You’ll see a lot of ethnic restaurants around the city, lots of Indian, Italian, Moroccan, Middle Eastern. They’re very popular and can be a change of pace if you’ve already had a week of Irish food.
What to eat :
Anything seafood is my go to, we are surrounded by chilly waters that provide us with some of the best seafood there is. I always order a seafood chowder if it’s on the menu. They are loaded with so much seafood and comes with brown (soda) bread, you’re full just eating that. Dublin Bay Mussels, prawn (shrimp) and oysters are always excellent.
Our beef is supposed to be excellent, it’s usually grass fed. We really don’t eat Corned Beef & Cabbage, so if that’s on the menu, you’re probably ignored my advice and are in Temple Bar.
Save your dessert until you get to Murphy’s Ice Cream on Wicklow Street. I can’t walk by there without getting their brown bread ice cream (yeah it’s a thing!)
Whatever kind of music you want, it’s on in Dublin 7 night a week.
Most of the theaters I mentioned above have music too, often later at night after they’ve had a play on .
Whelan’s is one of the best known places for (paid) concerts. Smaller/mid size acts perform here.

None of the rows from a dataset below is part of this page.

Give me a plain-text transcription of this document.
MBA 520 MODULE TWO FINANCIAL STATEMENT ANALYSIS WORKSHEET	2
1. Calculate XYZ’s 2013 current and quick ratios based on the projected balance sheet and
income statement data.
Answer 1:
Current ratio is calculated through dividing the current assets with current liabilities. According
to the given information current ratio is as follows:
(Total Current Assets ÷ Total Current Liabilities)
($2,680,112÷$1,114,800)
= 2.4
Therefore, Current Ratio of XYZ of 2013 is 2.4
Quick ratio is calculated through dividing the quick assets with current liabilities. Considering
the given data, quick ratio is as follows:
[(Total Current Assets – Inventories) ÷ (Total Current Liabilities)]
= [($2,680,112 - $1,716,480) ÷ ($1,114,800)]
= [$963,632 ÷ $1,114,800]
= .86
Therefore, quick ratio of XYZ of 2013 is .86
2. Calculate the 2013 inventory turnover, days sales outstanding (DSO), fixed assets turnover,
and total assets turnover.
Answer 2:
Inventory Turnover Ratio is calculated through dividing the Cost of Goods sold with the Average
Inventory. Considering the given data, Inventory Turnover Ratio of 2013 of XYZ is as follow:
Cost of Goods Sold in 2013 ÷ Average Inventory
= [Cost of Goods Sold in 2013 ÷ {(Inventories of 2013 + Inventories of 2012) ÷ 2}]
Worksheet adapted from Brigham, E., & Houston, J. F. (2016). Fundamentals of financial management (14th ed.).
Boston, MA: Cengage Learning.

I was there many times growing up.
Vicar Street concerts are always good, they have more popular acts and it’s always got a good atmosphere in the venue.
For trad music, you’ll see the Cobblestone in the guide books. It’s in an area where you wouldn’t to wander too far down the side streets and the last time I was in there, it was full of foreigners, so for that reason, I haven’t been back.
Pipers Corner is relatively new, it’s on the north side, close to the Abbey Theatre. They have some top quality traditional musicians there. It’s worth a visit.
McNeils on Capel Street, which is an eclectic street itself, has a small bar but has good trad sessions.
O’ Donoghues back on the southside is well advertised and it’s always entertaining.
I’ve already mentioned this one elsewhere, but on Sunday nights, Cassidy’s on Camden Street for Rake The Ashes is the only place to be.